No "Fat" Behavior, Please

Transforming a traditional organization to a lean organization is about creating a cultural change. The only way to create a sustainable cultural change is to change behavior. Many lean initiatives have failed from complications in changing behavior. Bob Emiliani who has studied lean transformations and lean behaviors was the first to use the term “fat” behavior.

In production environments waste is defined as actions that consume resources but do not add value to a product in the eyes of the customer. Many in the lean community are relentlessly and systematically eliminating this waste which limits business performance and threaten prosperity. Why hasn’t the concept of waste been extended to the behaviors of individuals and groups within the workplace? Perhaps it is harder to recognize and much harder to quantify.

The concept of “lean” behaviors is analogous to lean production. Lean behaviors are defined simply as behaviors that add or create value. It is the minimization of waste associated with arbitrary or contradictory thoughts and actions that leads to defensive behavior, ineffective relationships, poor co-operation, and negative attitudes. A person exhibiting lean behaviors is most easily recognizable by their ability to resist the temptation to contribute wasteful verbal or gestural content to conversations. While, fat behaviors are defined as behaviors that add no value and can be eliminated. They include the display of irrational and confusing information that results in delays or work stoppages, or the articulation of unsubstantiable subjective thoughts and opinions. Fat behaviors are recognizable as lots of talk where nothing has actually been said, or indirect words whose meanings are subject to variable interpretations. Fat behavior results in waste while lean behavior promotes flow between people.
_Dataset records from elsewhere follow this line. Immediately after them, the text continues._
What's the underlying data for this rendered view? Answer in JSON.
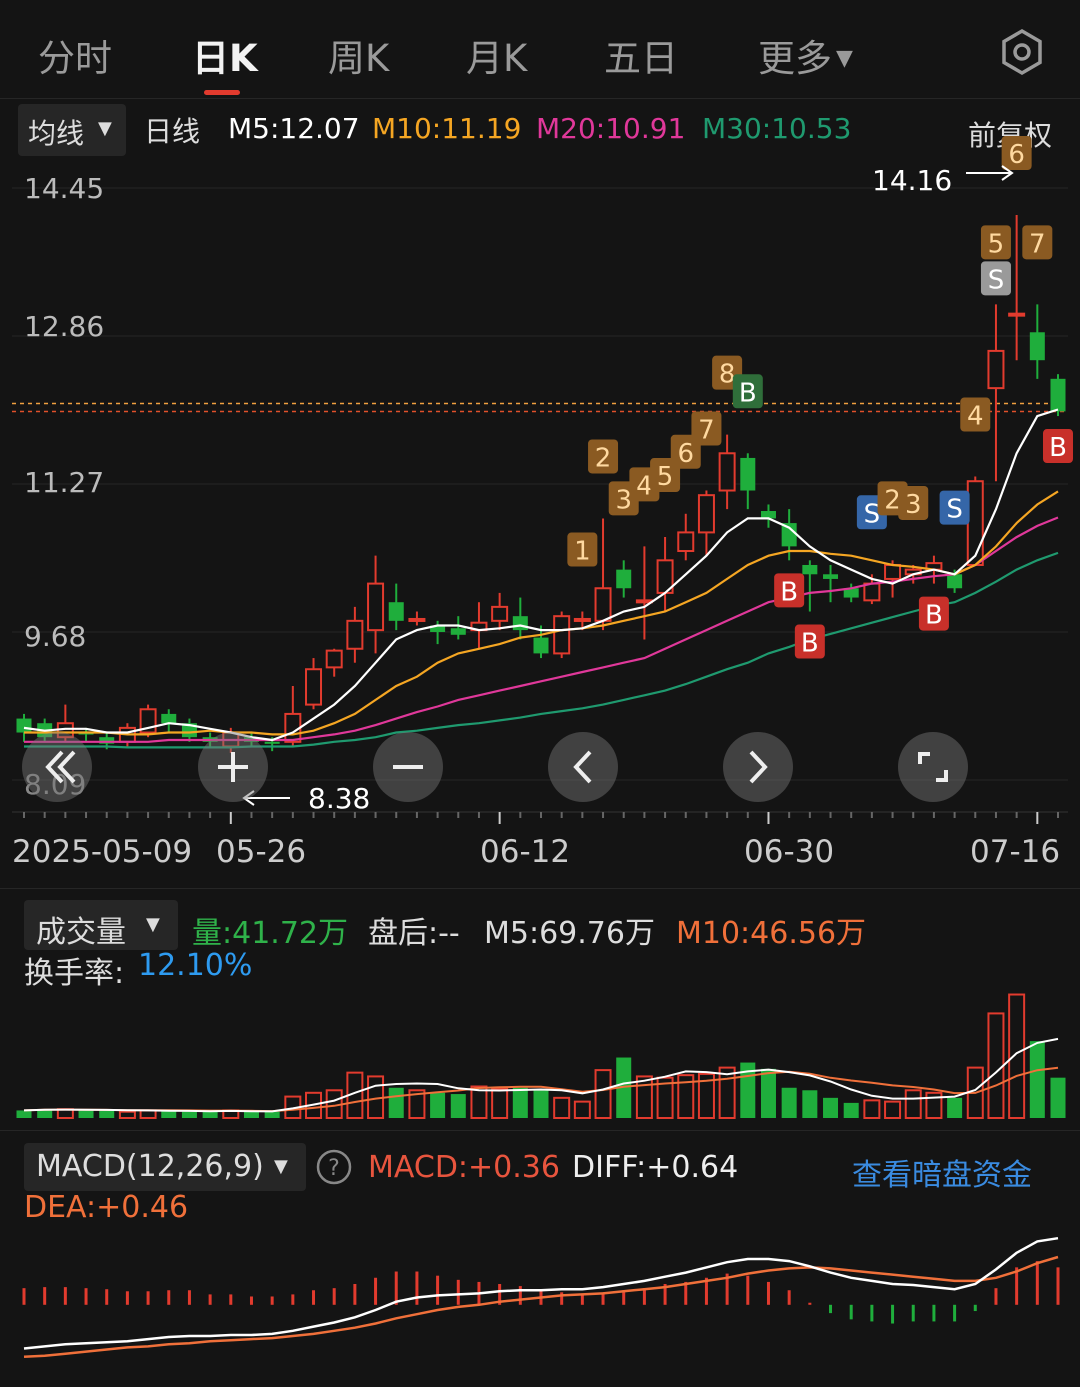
{
  "tabs": [
    {
      "label": "分时"
    },
    {
      "label": "日K"
    },
    {
      "label": "周K"
    },
    {
      "label": "月K"
    },
    {
      "label": "五日"
    },
    {
      "label": "更多"
    }
  ],
  "ma_bar": {
    "indicator_select": "均线",
    "period": "日线",
    "m5": "M5:12.07",
    "m10": "M10:11.19",
    "m20": "M20:10.91",
    "m30": "M30:10.53",
    "adjust": "前复权",
    "colors": {
      "m5": "#ffffff",
      "m10": "#f5a623",
      "m20": "#e0389a",
      "m30": "#1f9a6f"
    }
  },
  "price_axis": [
    "14.45",
    "12.86",
    "11.27",
    "9.68",
    "8.09"
  ],
  "annotations": {
    "high": "14.16",
    "low": "8.38"
  },
  "date_axis": [
    "2025-05-09",
    "05-26",
    "06-12",
    "06-30",
    "07-16"
  ],
  "volume_bar": {
    "indicator_select": "成交量",
    "vol": "量:41.72万",
    "after": "盘后:--",
    "m5": "M5:69.76万",
    "m10": "M10:46.56万",
    "turnover_label": "换手率:",
    "turnover_value": "12.10%"
  },
  "macd_bar": {
    "indicator_select": "MACD(12,26,9)",
    "macd": "MACD:+0.36",
    "diff": "DIFF:+0.64",
    "dea": "DEA:+0.46",
    "link": "查看暗盘资金"
  },
  "colors": {
    "up": "#e23b2e",
    "down": "#1fae3c",
    "bg": "#141414",
    "accent": "#4a90e2"
  },
  "chart_data": {
    "type": "candlestick",
    "price_range": [
      8.09,
      14.45
    ],
    "candles": [
      {
        "o": 8.75,
        "c": 8.6,
        "h": 8.8,
        "l": 8.5
      },
      {
        "o": 8.7,
        "c": 8.55,
        "h": 8.75,
        "l": 8.5
      },
      {
        "o": 8.55,
        "c": 8.7,
        "h": 8.9,
        "l": 8.5
      },
      {
        "o": 8.6,
        "c": 8.58,
        "h": 8.65,
        "l": 8.5
      },
      {
        "o": 8.55,
        "c": 8.48,
        "h": 8.6,
        "l": 8.42
      },
      {
        "o": 8.5,
        "c": 8.65,
        "h": 8.7,
        "l": 8.45
      },
      {
        "o": 8.6,
        "c": 8.85,
        "h": 8.9,
        "l": 8.55
      },
      {
        "o": 8.8,
        "c": 8.7,
        "h": 8.85,
        "l": 8.6
      },
      {
        "o": 8.7,
        "c": 8.55,
        "h": 8.75,
        "l": 8.5
      },
      {
        "o": 8.55,
        "c": 8.5,
        "h": 8.6,
        "l": 8.45
      },
      {
        "o": 8.45,
        "c": 8.6,
        "h": 8.65,
        "l": 8.38
      },
      {
        "o": 8.55,
        "c": 8.5,
        "h": 8.6,
        "l": 8.45
      },
      {
        "o": 8.5,
        "c": 8.48,
        "h": 8.55,
        "l": 8.4
      },
      {
        "o": 8.5,
        "c": 8.8,
        "h": 9.1,
        "l": 8.45
      },
      {
        "o": 8.9,
        "c": 9.28,
        "h": 9.4,
        "l": 8.85
      },
      {
        "o": 9.3,
        "c": 9.48,
        "h": 9.5,
        "l": 9.2
      },
      {
        "o": 9.5,
        "c": 9.8,
        "h": 9.95,
        "l": 9.35
      },
      {
        "o": 9.7,
        "c": 10.2,
        "h": 10.5,
        "l": 9.45
      },
      {
        "o": 10.0,
        "c": 9.8,
        "h": 10.2,
        "l": 9.7
      },
      {
        "o": 9.8,
        "c": 9.82,
        "h": 9.9,
        "l": 9.75
      },
      {
        "o": 9.75,
        "c": 9.68,
        "h": 9.8,
        "l": 9.55
      },
      {
        "o": 9.72,
        "c": 9.65,
        "h": 9.85,
        "l": 9.6
      },
      {
        "o": 9.7,
        "c": 9.78,
        "h": 10.0,
        "l": 9.5
      },
      {
        "o": 9.8,
        "c": 9.95,
        "h": 10.1,
        "l": 9.7
      },
      {
        "o": 9.85,
        "c": 9.7,
        "h": 10.05,
        "l": 9.6
      },
      {
        "o": 9.62,
        "c": 9.45,
        "h": 9.75,
        "l": 9.4
      },
      {
        "o": 9.45,
        "c": 9.85,
        "h": 9.9,
        "l": 9.4
      },
      {
        "o": 9.8,
        "c": 9.82,
        "h": 9.9,
        "l": 9.7
      },
      {
        "o": 9.8,
        "c": 10.15,
        "h": 10.9,
        "l": 9.7
      },
      {
        "o": 10.35,
        "c": 10.15,
        "h": 10.45,
        "l": 10.05
      },
      {
        "o": 10.0,
        "c": 10.02,
        "h": 10.6,
        "l": 9.6
      },
      {
        "o": 10.1,
        "c": 10.45,
        "h": 10.7,
        "l": 9.9
      },
      {
        "o": 10.55,
        "c": 10.75,
        "h": 10.95,
        "l": 10.45
      },
      {
        "o": 10.75,
        "c": 11.15,
        "h": 11.2,
        "l": 10.5
      },
      {
        "o": 11.2,
        "c": 11.6,
        "h": 11.8,
        "l": 11.0
      },
      {
        "o": 11.55,
        "c": 11.2,
        "h": 11.6,
        "l": 11.0
      },
      {
        "o": 10.98,
        "c": 10.9,
        "h": 11.05,
        "l": 10.8
      },
      {
        "o": 10.85,
        "c": 10.6,
        "h": 11.0,
        "l": 10.45
      },
      {
        "o": 10.4,
        "c": 10.3,
        "h": 10.45,
        "l": 9.9
      },
      {
        "o": 10.3,
        "c": 10.25,
        "h": 10.4,
        "l": 10.0
      },
      {
        "o": 10.15,
        "c": 10.05,
        "h": 10.2,
        "l": 10.0
      },
      {
        "o": 10.02,
        "c": 10.2,
        "h": 10.3,
        "l": 9.98
      },
      {
        "o": 10.25,
        "c": 10.4,
        "h": 10.45,
        "l": 10.05
      },
      {
        "o": 10.3,
        "c": 10.35,
        "h": 10.4,
        "l": 10.2
      },
      {
        "o": 10.35,
        "c": 10.42,
        "h": 10.5,
        "l": 10.2
      },
      {
        "o": 10.3,
        "c": 10.15,
        "h": 10.35,
        "l": 10.1
      },
      {
        "o": 10.4,
        "c": 11.3,
        "h": 11.35,
        "l": 10.4
      },
      {
        "o": 12.3,
        "c": 12.7,
        "h": 13.2,
        "l": 11.3
      },
      {
        "o": 13.1,
        "c": 13.1,
        "h": 14.16,
        "l": 12.6
      },
      {
        "o": 12.9,
        "c": 12.6,
        "h": 13.2,
        "l": 12.4
      },
      {
        "o": 12.4,
        "c": 12.05,
        "h": 12.45,
        "l": 12.0
      }
    ],
    "ma5": [
      8.65,
      8.62,
      8.64,
      8.64,
      8.6,
      8.6,
      8.65,
      8.7,
      8.68,
      8.64,
      8.6,
      8.55,
      8.52,
      8.6,
      8.75,
      8.9,
      9.1,
      9.35,
      9.6,
      9.7,
      9.75,
      9.75,
      9.7,
      9.72,
      9.75,
      9.7,
      9.7,
      9.72,
      9.8,
      9.9,
      9.95,
      10.1,
      10.3,
      10.5,
      10.75,
      10.9,
      10.9,
      10.8,
      10.6,
      10.45,
      10.35,
      10.25,
      10.2,
      10.3,
      10.35,
      10.3,
      10.5,
      11.0,
      11.6,
      12.0,
      12.07
    ],
    "ma10": [
      8.6,
      8.6,
      8.6,
      8.6,
      8.6,
      8.58,
      8.58,
      8.6,
      8.6,
      8.62,
      8.6,
      8.6,
      8.58,
      8.58,
      8.62,
      8.7,
      8.8,
      8.95,
      9.1,
      9.2,
      9.35,
      9.45,
      9.5,
      9.55,
      9.62,
      9.65,
      9.7,
      9.72,
      9.75,
      9.8,
      9.85,
      9.9,
      10.0,
      10.1,
      10.25,
      10.4,
      10.5,
      10.55,
      10.55,
      10.52,
      10.5,
      10.45,
      10.4,
      10.38,
      10.35,
      10.3,
      10.4,
      10.6,
      10.85,
      11.05,
      11.19
    ],
    "ma20": [
      8.5,
      8.5,
      8.5,
      8.5,
      8.5,
      8.5,
      8.5,
      8.52,
      8.52,
      8.52,
      8.52,
      8.52,
      8.52,
      8.52,
      8.55,
      8.58,
      8.62,
      8.68,
      8.75,
      8.82,
      8.88,
      8.95,
      9.0,
      9.05,
      9.1,
      9.15,
      9.2,
      9.25,
      9.3,
      9.35,
      9.4,
      9.5,
      9.6,
      9.7,
      9.8,
      9.9,
      10.0,
      10.05,
      10.1,
      10.12,
      10.15,
      10.2,
      10.22,
      10.25,
      10.28,
      10.3,
      10.4,
      10.55,
      10.7,
      10.82,
      10.91
    ],
    "ma30": [
      8.45,
      8.45,
      8.45,
      8.45,
      8.45,
      8.44,
      8.44,
      8.44,
      8.44,
      8.44,
      8.44,
      8.45,
      8.45,
      8.45,
      8.47,
      8.5,
      8.52,
      8.55,
      8.6,
      8.62,
      8.65,
      8.68,
      8.7,
      8.73,
      8.76,
      8.8,
      8.83,
      8.86,
      8.9,
      8.95,
      9.0,
      9.05,
      9.12,
      9.2,
      9.28,
      9.35,
      9.45,
      9.52,
      9.6,
      9.66,
      9.72,
      9.78,
      9.84,
      9.9,
      9.96,
      10.0,
      10.1,
      10.22,
      10.35,
      10.45,
      10.53
    ],
    "volume": [
      6,
      7,
      7,
      6,
      6,
      5,
      6,
      6,
      5,
      5,
      6,
      5,
      5,
      17,
      20,
      22,
      36,
      33,
      24,
      22,
      20,
      19,
      25,
      23,
      24,
      22,
      16,
      13,
      38,
      48,
      33,
      32,
      34,
      35,
      40,
      44,
      39,
      24,
      22,
      16,
      12,
      14,
      13,
      22,
      20,
      16,
      40,
      83,
      98,
      61,
      32
    ],
    "volume_range": [
      0,
      100
    ],
    "diff": [
      -0.42,
      -0.4,
      -0.38,
      -0.37,
      -0.36,
      -0.35,
      -0.33,
      -0.31,
      -0.3,
      -0.3,
      -0.29,
      -0.29,
      -0.28,
      -0.25,
      -0.21,
      -0.17,
      -0.12,
      -0.05,
      0.03,
      0.07,
      0.09,
      0.1,
      0.11,
      0.13,
      0.14,
      0.14,
      0.15,
      0.15,
      0.17,
      0.2,
      0.23,
      0.27,
      0.31,
      0.36,
      0.41,
      0.44,
      0.44,
      0.42,
      0.37,
      0.31,
      0.26,
      0.23,
      0.2,
      0.19,
      0.17,
      0.15,
      0.2,
      0.34,
      0.5,
      0.61,
      0.64
    ],
    "dea": [
      -0.5,
      -0.49,
      -0.47,
      -0.45,
      -0.43,
      -0.41,
      -0.4,
      -0.38,
      -0.37,
      -0.35,
      -0.34,
      -0.33,
      -0.32,
      -0.3,
      -0.28,
      -0.25,
      -0.22,
      -0.18,
      -0.13,
      -0.09,
      -0.05,
      -0.02,
      0.0,
      0.03,
      0.05,
      0.07,
      0.09,
      0.1,
      0.11,
      0.13,
      0.15,
      0.17,
      0.2,
      0.23,
      0.26,
      0.3,
      0.33,
      0.35,
      0.36,
      0.35,
      0.33,
      0.31,
      0.29,
      0.27,
      0.25,
      0.23,
      0.23,
      0.26,
      0.32,
      0.4,
      0.46
    ],
    "macd": [
      0.16,
      0.17,
      0.17,
      0.16,
      0.15,
      0.13,
      0.13,
      0.14,
      0.14,
      0.1,
      0.1,
      0.08,
      0.08,
      0.1,
      0.14,
      0.16,
      0.2,
      0.26,
      0.32,
      0.32,
      0.28,
      0.24,
      0.22,
      0.2,
      0.18,
      0.14,
      0.12,
      0.1,
      0.12,
      0.14,
      0.16,
      0.2,
      0.22,
      0.26,
      0.3,
      0.28,
      0.22,
      0.14,
      0.02,
      -0.08,
      -0.14,
      -0.16,
      -0.18,
      -0.16,
      -0.16,
      -0.16,
      -0.06,
      0.16,
      0.36,
      0.42,
      0.36
    ],
    "macd_range": [
      -0.55,
      0.7
    ],
    "signals": [
      {
        "i": 27,
        "t": "1",
        "k": "num"
      },
      {
        "i": 28,
        "t": "2",
        "k": "num"
      },
      {
        "i": 29,
        "t": "3",
        "k": "num"
      },
      {
        "i": 30,
        "t": "4",
        "k": "num"
      },
      {
        "i": 31,
        "t": "5",
        "k": "num"
      },
      {
        "i": 32,
        "t": "6",
        "k": "num"
      },
      {
        "i": 33,
        "t": "7",
        "k": "num"
      },
      {
        "i": 34,
        "t": "8",
        "k": "num"
      },
      {
        "i": 35,
        "t": "B",
        "k": "buy_top"
      },
      {
        "i": 37,
        "t": "B",
        "k": "buy"
      },
      {
        "i": 38,
        "t": "B",
        "k": "buy"
      },
      {
        "i": 41,
        "t": "S",
        "k": "sell"
      },
      {
        "i": 42,
        "t": "2",
        "k": "num"
      },
      {
        "i": 43,
        "t": "3",
        "k": "num"
      },
      {
        "i": 44,
        "t": "B",
        "k": "buy"
      },
      {
        "i": 45,
        "t": "S",
        "k": "sell"
      },
      {
        "i": 46,
        "t": "4",
        "k": "num"
      },
      {
        "i": 47,
        "t": "5",
        "k": "num"
      },
      {
        "i": 47,
        "t": "S",
        "k": "sell_grey"
      },
      {
        "i": 48,
        "t": "6",
        "k": "num"
      },
      {
        "i": 49,
        "t": "7",
        "k": "num"
      },
      {
        "i": 50,
        "t": "B",
        "k": "buy"
      }
    ]
  }
}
It is hard to recognize the tremendous waste that normally exists in intra- and interpersonal relationships. Below is a table that compares common fat behaviors with selected lean behaviors:



Many of the consequences of fat behaviors relate to the loss of employee commitment. Employees, who do not feel they are being heard, will reduce their participation in the business. Over time, they feel more alone, less confident in themselves and their decisions, and become less committed to achieving the goals of the organization. They may become complacent in their work area because of their deteriorated attitude, which in turn reduces their performance and lowers their potential for future opportunities. The economic impact of fat behaviors is felt not only by the employee, but by the company as well since its workers may not have the commitment or energy to meet the demands of competition in a global market.
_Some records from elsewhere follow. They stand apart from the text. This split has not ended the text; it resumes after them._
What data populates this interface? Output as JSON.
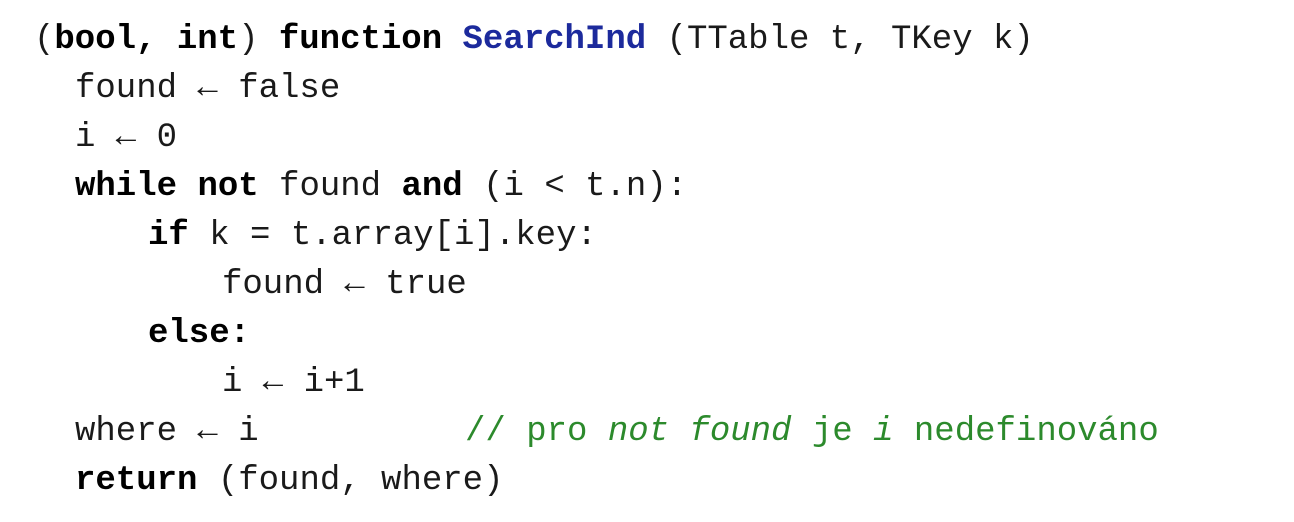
{
  "colors": {
    "text": "#1a1a1a",
    "keyword": "#000000",
    "function_name": "#1c2a9c",
    "comment": "#2c8a2c",
    "background": "#ffffff"
  },
  "code": {
    "l1": {
      "open_paren": "(",
      "type_bool": "bool",
      "comma1": ", ",
      "type_int": "int",
      "close_paren": ") ",
      "kw_function": "function",
      "space": " ",
      "fn_name": "SearchInd",
      "params": " (TTable t, TKey k)"
    },
    "l2": {
      "text": "found ← false"
    },
    "l3": {
      "text": "i ← 0"
    },
    "l4": {
      "kw_while": "while",
      "sp1": " ",
      "kw_not": "not",
      "mid": " found ",
      "kw_and": "and",
      "cond": " (i < t.n):"
    },
    "l5": {
      "kw_if": "if",
      "cond": " k = t.array[i].key:"
    },
    "l6": {
      "text": "found ← true"
    },
    "l7": {
      "kw_else": "else",
      "colon": ":"
    },
    "l8": {
      "text": "i ← i+1"
    },
    "l9": {
      "code": "where ← i",
      "comment_prefix": "// pro ",
      "comment_not_found": "not found",
      "comment_je": " je ",
      "comment_i": "i",
      "comment_rest": " nedefinováno"
    },
    "l10": {
      "kw_return": "return",
      "rest": " (found, where)"
    }
  }
}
Fat behavior prevents us from improving and this leads to poor performance due to costly delays, rework, and poor co-operation. Far too often effective employees are those we characterize as “Heroes” and “Firefighters”. Unfortunately it is difficult to reflect, strategize, or engage in root cause analysis of problems since reward systems are well aligned with crisis management. Management and lean leaders have the primary responsibility for being in-tolerant to fat behaviors. Just like the seven wastes within lean operations behaviors also exhibit the same wastes. Below is an example of the behavioral seven wastes.

I think we all know people in our workplace who may exhibit behaviors like the ones below:




We must practice the equally important Toyota principle “Respect for People”.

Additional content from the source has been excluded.